AIG returns to spotlight with collateralized death obligations
American International Group went belly-up in 2008 because of over-leveraged exposure to credit default swaps written against sub-prime mortgages. Now AIG, which was rescued with a $182 billion taxpayer bailout, wants to do the same thing with securities backed by life insurance settlements, otherwise known as “death bonds.” After securitizing the death bonds, AIG’s death bond scheme hit a major roadblock when Standard & Poor’s refused to rate the securities for investors.
AIG’s death bond business
A life settlement is the purchase of an older person’s life insurance policy for cash.

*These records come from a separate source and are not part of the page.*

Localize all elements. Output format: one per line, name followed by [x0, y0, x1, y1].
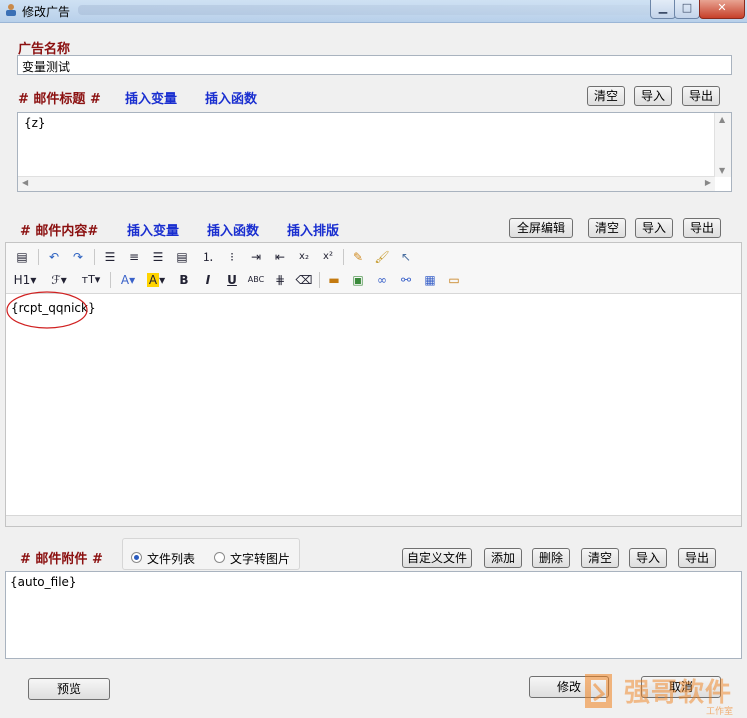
title-blurred-info: [78, 5, 658, 15]
indent-icon[interactable]: ⇥: [246, 247, 266, 267]
close-button[interactable]: ✕: [699, 0, 745, 19]
font-size-icon[interactable]: тT▾: [78, 270, 104, 290]
subject-insert-function-link[interactable]: 插入函数: [205, 88, 257, 107]
image-icon[interactable]: ▬: [324, 270, 344, 290]
ad-name-value: 变量测试: [22, 60, 71, 74]
attachment-delete-button[interactable]: 删除: [532, 548, 570, 568]
heading-icon[interactable]: H1▾: [10, 270, 40, 290]
subject-insert-variable-link[interactable]: 插入变量: [125, 88, 177, 107]
highlight-icon[interactable]: A ▾: [144, 270, 168, 290]
subject-hscrollbar[interactable]: ◀ ▶: [18, 176, 715, 191]
eraser-icon[interactable]: ⌫: [294, 270, 314, 290]
unordered-list-icon[interactable]: ⁝: [222, 247, 242, 267]
toolbar-divider: [38, 249, 39, 265]
watermark-emblem: [585, 674, 612, 708]
select-icon[interactable]: ↖: [396, 247, 416, 267]
attachment-clear-button[interactable]: 清空: [581, 548, 619, 568]
toolbar-divider: [110, 272, 111, 288]
fullscreen-edit-button[interactable]: 全屏编辑: [509, 218, 573, 238]
strikethrough-icon[interactable]: ABC: [246, 270, 266, 290]
annotation-circle: [6, 291, 88, 329]
subject-textarea[interactable]: {z} ▲ ▼ ◀ ▶: [17, 112, 732, 192]
subject-vscrollbar[interactable]: ▲ ▼: [714, 113, 731, 177]
text-to-image-radio[interactable]: [214, 552, 225, 563]
editor-toolbar-row-1: ▤ ↶ ↷ ☰ ≡ ☰ ▤ ⒈ ⁝ ⇥ ⇤ x₂ x² ✎ 🖌 ↖: [8, 247, 428, 267]
minimize-button[interactable]: ▁: [650, 0, 676, 19]
toolbar-divider: [319, 272, 320, 288]
preview-button[interactable]: 预览: [28, 678, 110, 700]
insert-row-icon[interactable]: ▭: [444, 270, 464, 290]
superscript-icon[interactable]: x²: [318, 247, 338, 267]
attachment-label: # 邮件附件 #: [20, 552, 103, 567]
toolbar-divider: [94, 249, 95, 265]
scroll-down-icon[interactable]: ▼: [719, 166, 725, 175]
app-icon: [6, 4, 16, 16]
horizontal-rule-icon[interactable]: ⋕: [270, 270, 290, 290]
attachment-textarea[interactable]: {auto_file}: [5, 571, 742, 659]
content-insert-function-link[interactable]: 插入函数: [207, 220, 259, 239]
redo-icon[interactable]: ↷: [68, 247, 88, 267]
attachment-value: {auto_file}: [10, 575, 77, 589]
underline-icon[interactable]: U: [222, 270, 242, 290]
subscript-icon[interactable]: x₂: [294, 247, 314, 267]
content-insert-variable-link[interactable]: 插入变量: [127, 220, 179, 239]
align-left-icon[interactable]: ☰: [100, 247, 120, 267]
attachment-export-button[interactable]: 导出: [678, 548, 716, 568]
attachment-import-button[interactable]: 导入: [629, 548, 667, 568]
justify-icon[interactable]: ▤: [172, 247, 192, 267]
maximize-button[interactable]: □: [674, 0, 700, 19]
content-insert-layout-link[interactable]: 插入排版: [287, 220, 339, 239]
watermark-logo: 强哥软件 工作室: [580, 666, 747, 718]
subject-clear-button[interactable]: 清空: [587, 86, 625, 106]
scroll-up-icon[interactable]: ▲: [719, 115, 725, 124]
ordered-list-icon[interactable]: ⒈: [198, 247, 218, 267]
watermark-sub: 工作室: [706, 707, 734, 717]
align-center-icon[interactable]: ≡: [124, 247, 144, 267]
text-to-image-radio-label[interactable]: 文字转图片: [230, 550, 290, 567]
scroll-left-icon[interactable]: ◀: [22, 178, 28, 187]
content-export-button[interactable]: 导出: [683, 218, 721, 238]
insert-image-icon[interactable]: ▣: [348, 270, 368, 290]
subject-label: # 邮件标题 #: [18, 92, 101, 107]
italic-icon[interactable]: I: [198, 270, 218, 290]
unlink-icon[interactable]: ⚯: [396, 270, 416, 290]
align-right-icon[interactable]: ☰: [148, 247, 168, 267]
source-icon[interactable]: ▤: [12, 247, 32, 267]
outdent-icon[interactable]: ⇤: [270, 247, 290, 267]
font-family-icon[interactable]: ℱ▾: [46, 270, 72, 290]
bold-icon[interactable]: B: [174, 270, 194, 290]
subject-import-button[interactable]: 导入: [634, 86, 672, 106]
content-import-button[interactable]: 导入: [635, 218, 673, 238]
file-list-radio-label[interactable]: 文件列表: [147, 550, 195, 567]
scroll-right-icon[interactable]: ▶: [705, 178, 711, 187]
attachment-add-button[interactable]: 添加: [484, 548, 522, 568]
title-bar: 修改广告 ▁ □ ✕: [0, 0, 747, 23]
font-color-icon[interactable]: A▾: [116, 270, 140, 290]
format-painter-icon[interactable]: 🖌: [372, 247, 392, 267]
table-icon[interactable]: ▦: [420, 270, 440, 290]
subject-export-button[interactable]: 导出: [682, 86, 720, 106]
undo-icon[interactable]: ↶: [44, 247, 64, 267]
content-label: # 邮件内容#: [20, 224, 99, 239]
editor-statusbar: [6, 515, 741, 526]
toolbar-divider: [343, 249, 344, 265]
custom-file-button[interactable]: 自定义文件: [402, 548, 472, 568]
link-icon[interactable]: ∞: [372, 270, 392, 290]
clear-format-icon[interactable]: ✎: [348, 247, 368, 267]
content-clear-button[interactable]: 清空: [588, 218, 626, 238]
subject-value: {z}: [24, 116, 46, 130]
ad-name-input[interactable]: 变量测试: [17, 55, 732, 75]
file-list-radio[interactable]: [131, 552, 142, 563]
window-title: 修改广告: [22, 5, 71, 19]
editor-toolbar-row-2: H1▾ ℱ▾ тT▾ A▾ A ▾ B I U ABC ⋕ ⌫ ▬ ▣ ∞ ⚯ ▦…: [8, 270, 478, 290]
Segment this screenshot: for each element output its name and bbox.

The investor bets that death benefits will exceed the amount they paid for the policy and the premiums they pay while they wait for the insured party to die. Death bonds, also referred to as “collateralized death obligations” and “death pools,” became popular during the financial bubble. Wall Street banks that bundled sub-prime mortgages to sell as securities started doing the same thing with life settlements. Much like sub-prime mortgage securities, most collateralized death obligations became losing bets when credit dried up and people who sold their insurance policies lived longer than the investors had hoped. AIG’s death pool portfolio includes 4,000 life settlements totaling $2.58 billion in potential death benefits.
Why S&P declined to rate AIG death pool
Earlier this year AIG bundled more than $2 billion of its life settlement portfolio into death bonds, but so far no investors are biting. A Standard & Poor’s rating is a key requirement for selling securities. Citing the unique risks of death bonds, which include the difficulty of correctly estimating the life expectancies of the insured individuals, S&P declined to publish a rating for AIG’s death bonds. Insurers also look upon death bonds with distaste, saying that the mass-marketing of betting on death is bad for the industry’s reputation. The American Council of Life Insurers has said that the need to fill a Wall Street pipeline with death bonds would result in the same type of fraud by commission-paid mortgage brokers that triggered the housing crisis and financial meltdown.

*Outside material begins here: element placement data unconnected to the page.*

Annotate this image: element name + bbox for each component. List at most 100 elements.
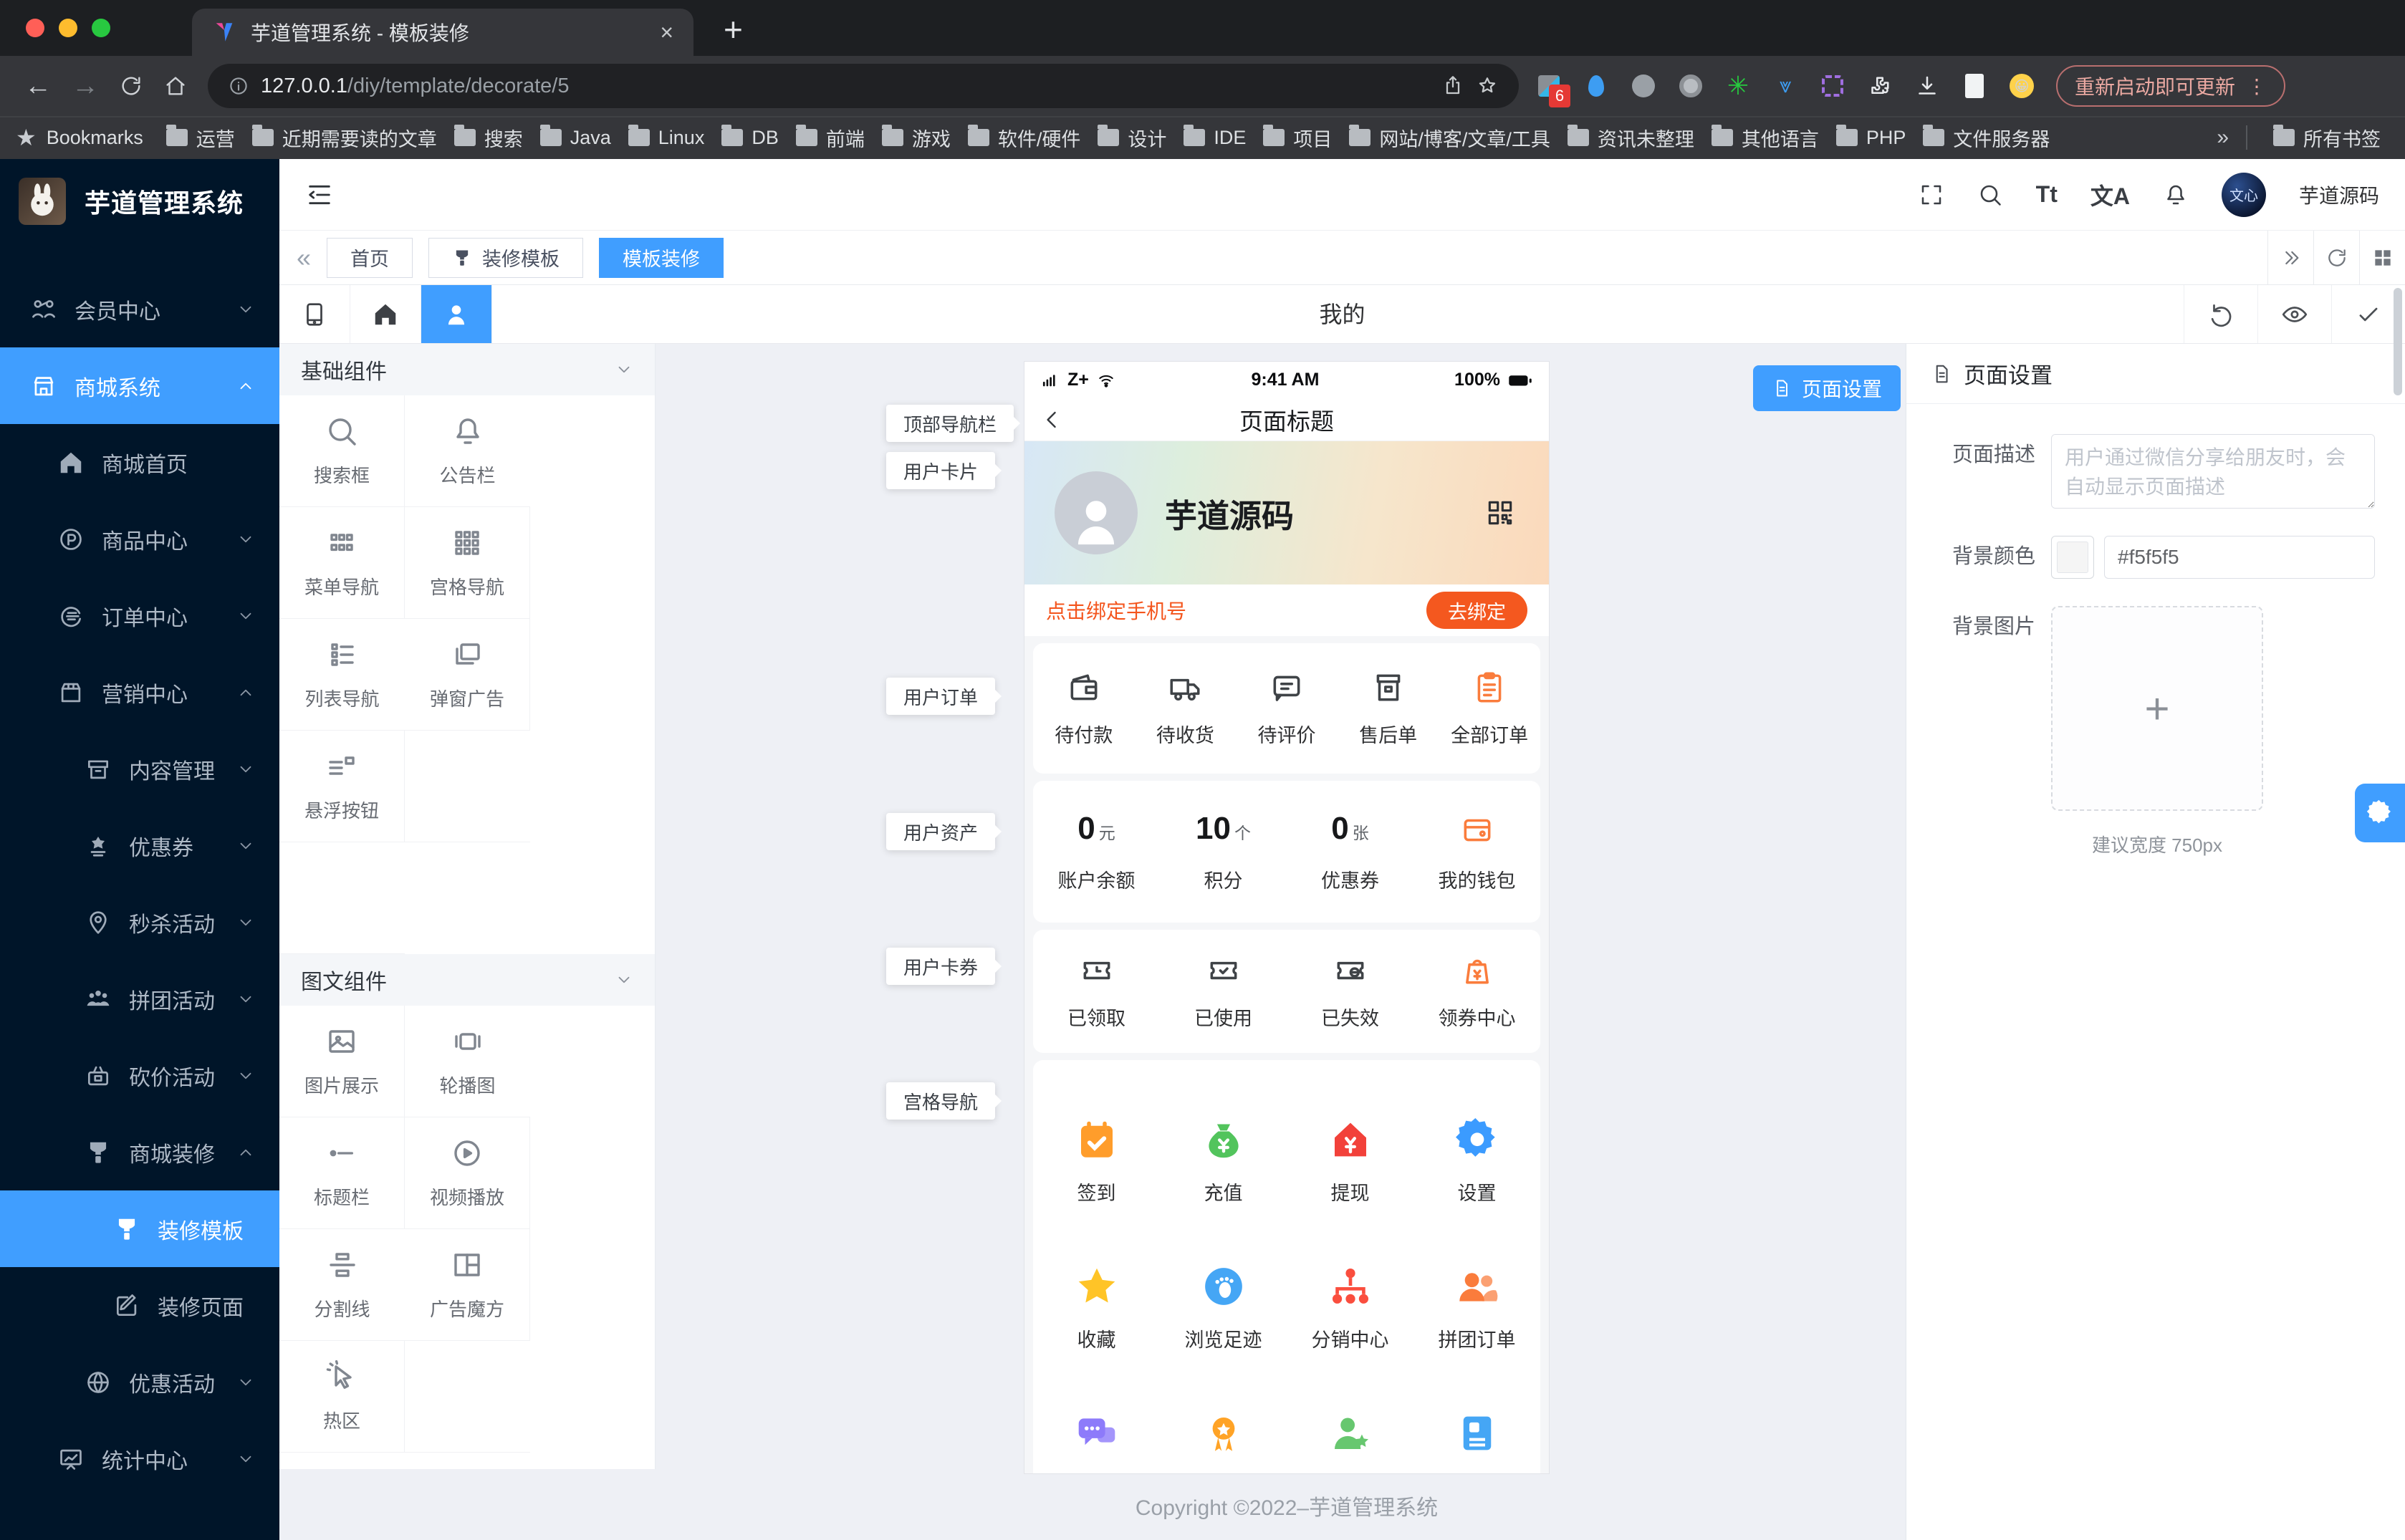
user-name[interactable]: 芋道源码 xyxy=(2299,181,2379,209)
extension-frame-icon[interactable] xyxy=(1818,72,1847,100)
grid-nav-entry[interactable]: 浏览足迹 xyxy=(1160,1263,1287,1410)
component-item[interactable] xyxy=(279,1453,405,1469)
tabs-scroll-left-icon[interactable]: « xyxy=(297,243,311,273)
bookmark-folder[interactable]: DB xyxy=(713,127,787,149)
font-size-icon[interactable]: Tt xyxy=(2036,181,2058,208)
bookmarks-overflow-icon[interactable]: » xyxy=(2217,125,2229,150)
tag-user-coupons[interactable]: 用户卡券 xyxy=(886,948,995,985)
sidebar-item[interactable]: 拼团活动 xyxy=(0,961,279,1037)
bookmark-folder[interactable]: Java xyxy=(532,127,620,149)
grid-nav-entry[interactable] xyxy=(1160,1410,1287,1473)
grid-nav-entry[interactable] xyxy=(1413,1410,1540,1473)
tag-user-card[interactable]: 用户卡片 xyxy=(886,452,995,489)
component-item[interactable] xyxy=(405,1341,530,1453)
panel-section-header[interactable]: 图文组件 xyxy=(279,954,655,1006)
component-item[interactable]: 公告栏 xyxy=(405,395,530,507)
browser-home-icon[interactable] xyxy=(163,74,188,98)
component-item[interactable]: 热区 xyxy=(279,1341,405,1453)
sidebar-item[interactable]: 砍价活动 xyxy=(0,1037,279,1114)
component-item[interactable]: 图片展示 xyxy=(279,1006,405,1117)
refresh-tab-icon[interactable] xyxy=(2313,231,2359,284)
grid-nav-entry[interactable] xyxy=(1287,1410,1413,1473)
tag-grid-nav[interactable]: 宫格导航 xyxy=(886,1082,995,1120)
bookmark-folder[interactable]: 前端 xyxy=(787,124,873,152)
grid-nav-entry[interactable]: 分销中心 xyxy=(1287,1263,1413,1410)
scrollbar-thumb[interactable] xyxy=(2394,288,2402,395)
panel-section-header[interactable]: 基础组件 xyxy=(279,344,655,395)
sidebar-item[interactable]: 商城装修 xyxy=(0,1114,279,1190)
downloads-icon[interactable] xyxy=(1913,72,1941,100)
extension-panel-icon[interactable] xyxy=(1960,72,1989,100)
user-avatar[interactable]: 文心 xyxy=(2222,173,2266,217)
new-tab-button[interactable]: + xyxy=(724,10,743,49)
bookmark-folder[interactable]: 搜索 xyxy=(446,124,532,152)
component-item[interactable] xyxy=(279,842,405,954)
grid-nav-entry[interactable]: 拼团订单 xyxy=(1413,1263,1540,1410)
sidebar-item[interactable]: 秒杀活动 xyxy=(0,884,279,961)
order-entry[interactable]: 全部订单 xyxy=(1439,670,1540,748)
sidebar-item[interactable]: 营销中心 xyxy=(0,654,279,731)
go-bind-button[interactable]: 去绑定 xyxy=(1426,592,1527,629)
asset-entry[interactable]: 10个 积分 xyxy=(1160,811,1287,893)
template-home-tab-icon[interactable] xyxy=(350,285,421,343)
notifications-bell-icon[interactable] xyxy=(2163,182,2189,208)
share-icon[interactable] xyxy=(1441,74,1464,97)
translate-icon[interactable]: 文A xyxy=(2090,178,2130,211)
component-item[interactable]: 菜单导航 xyxy=(279,507,405,619)
tab-close-icon[interactable]: × xyxy=(660,19,673,46)
relaunch-update-button[interactable]: 重新启动即可更新 ⋮ xyxy=(2056,65,2285,107)
component-item[interactable]: 分割线 xyxy=(279,1229,405,1341)
maximize-window-button[interactable] xyxy=(92,19,110,37)
all-bookmarks[interactable]: 所有书签 xyxy=(2265,124,2389,152)
sidebar-item[interactable]: 订单中心 xyxy=(0,577,279,654)
bookmark-folder[interactable]: 游戏 xyxy=(873,124,959,152)
extension-balloon-icon[interactable] xyxy=(1582,72,1610,100)
site-info-icon[interactable] xyxy=(228,75,249,97)
collapse-sidebar-icon[interactable] xyxy=(305,181,334,209)
reload-icon[interactable] xyxy=(119,74,143,98)
grid-nav-entry[interactable] xyxy=(1033,1410,1160,1473)
extension-green-star-icon[interactable]: ✳ xyxy=(1724,72,1752,100)
tag-user-orders[interactable]: 用户订单 xyxy=(886,678,995,715)
component-item[interactable]: 搜索框 xyxy=(279,395,405,507)
back-chevron-icon[interactable] xyxy=(1040,408,1065,432)
coupon-entry[interactable]: 已领取 xyxy=(1033,953,1160,1031)
bind-phone-bar[interactable]: 点击绑定手机号 去绑定 xyxy=(1024,584,1549,636)
sidebar-item[interactable]: 内容管理 xyxy=(0,731,279,807)
extension-globe-icon[interactable] xyxy=(1629,72,1658,100)
extension-tabs-icon[interactable]: 6 xyxy=(1535,72,1563,100)
bg-image-upload[interactable]: + xyxy=(2051,606,2263,811)
sidebar-item[interactable]: 会员中心 xyxy=(0,271,279,347)
coupon-entry[interactable]: 已使用 xyxy=(1160,953,1287,1031)
component-item[interactable]: 广告魔方 xyxy=(405,1229,530,1341)
sidebar-logo[interactable]: 芋道管理系统 xyxy=(0,159,279,244)
sidebar-item[interactable]: 优惠活动 xyxy=(0,1344,279,1420)
reset-icon[interactable] xyxy=(2184,285,2257,343)
page-tab[interactable]: 装修模板 xyxy=(428,238,583,278)
sidebar-item[interactable]: 商城系统 xyxy=(0,347,279,424)
grid-nav-entry[interactable]: 收藏 xyxy=(1033,1263,1160,1410)
forward-icon[interactable]: → xyxy=(72,71,99,102)
window-controls[interactable] xyxy=(26,19,110,37)
phone-navbar[interactable]: 页面标题 xyxy=(1024,398,1549,441)
bookmark-folder[interactable]: IDE xyxy=(1175,127,1254,149)
bookmarks-star-icon[interactable]: ★ xyxy=(16,124,37,151)
page-tab[interactable]: 首页 xyxy=(327,238,413,278)
tabs-scroll-right-icon[interactable] xyxy=(2267,231,2313,284)
component-item[interactable]: 弹窗广告 xyxy=(405,619,530,731)
fullscreen-icon[interactable] xyxy=(1919,182,1944,208)
page-tab[interactable]: 模板装修 xyxy=(599,238,724,278)
bookmark-folder[interactable]: 项目 xyxy=(1254,124,1340,152)
asset-entry[interactable]: 0张 优惠券 xyxy=(1287,811,1413,893)
sidebar-item[interactable]: 装修页面 xyxy=(0,1267,279,1344)
minimize-window-button[interactable] xyxy=(59,19,77,37)
component-item[interactable] xyxy=(405,731,530,842)
sidebar-item[interactable]: 商品中心 xyxy=(0,501,279,577)
preview-eye-icon[interactable] xyxy=(2257,285,2331,343)
qr-code-icon[interactable] xyxy=(1484,497,1516,529)
bookmark-folder[interactable]: 运营 xyxy=(158,124,244,152)
page-settings-button[interactable]: 页面设置 xyxy=(1753,365,1901,411)
browser-menu-dots-icon[interactable]: ⋮ xyxy=(2247,74,2267,98)
settings-gear-button[interactable] xyxy=(2355,784,2405,842)
bookmark-folder[interactable]: 近期需要读的文章 xyxy=(244,124,446,152)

The greedy prey on the needy
As many cash-strapped elderly people struggle to find ways to survive, brokers have found a growing market for investors who want to gain a financial interest in their deaths. Competition among life settlement brokers for individuals expected to live from two to 10 more years who would consider selling their life insurance policies is becoming intense. Many life settlement operations target seniors in poor health with aggressive sales tactics. Many insurers have taken life settlement brokers to court, claiming they were misled by brokers who said the policies were for estate planning purposes when they planned on flipping them to investors all along.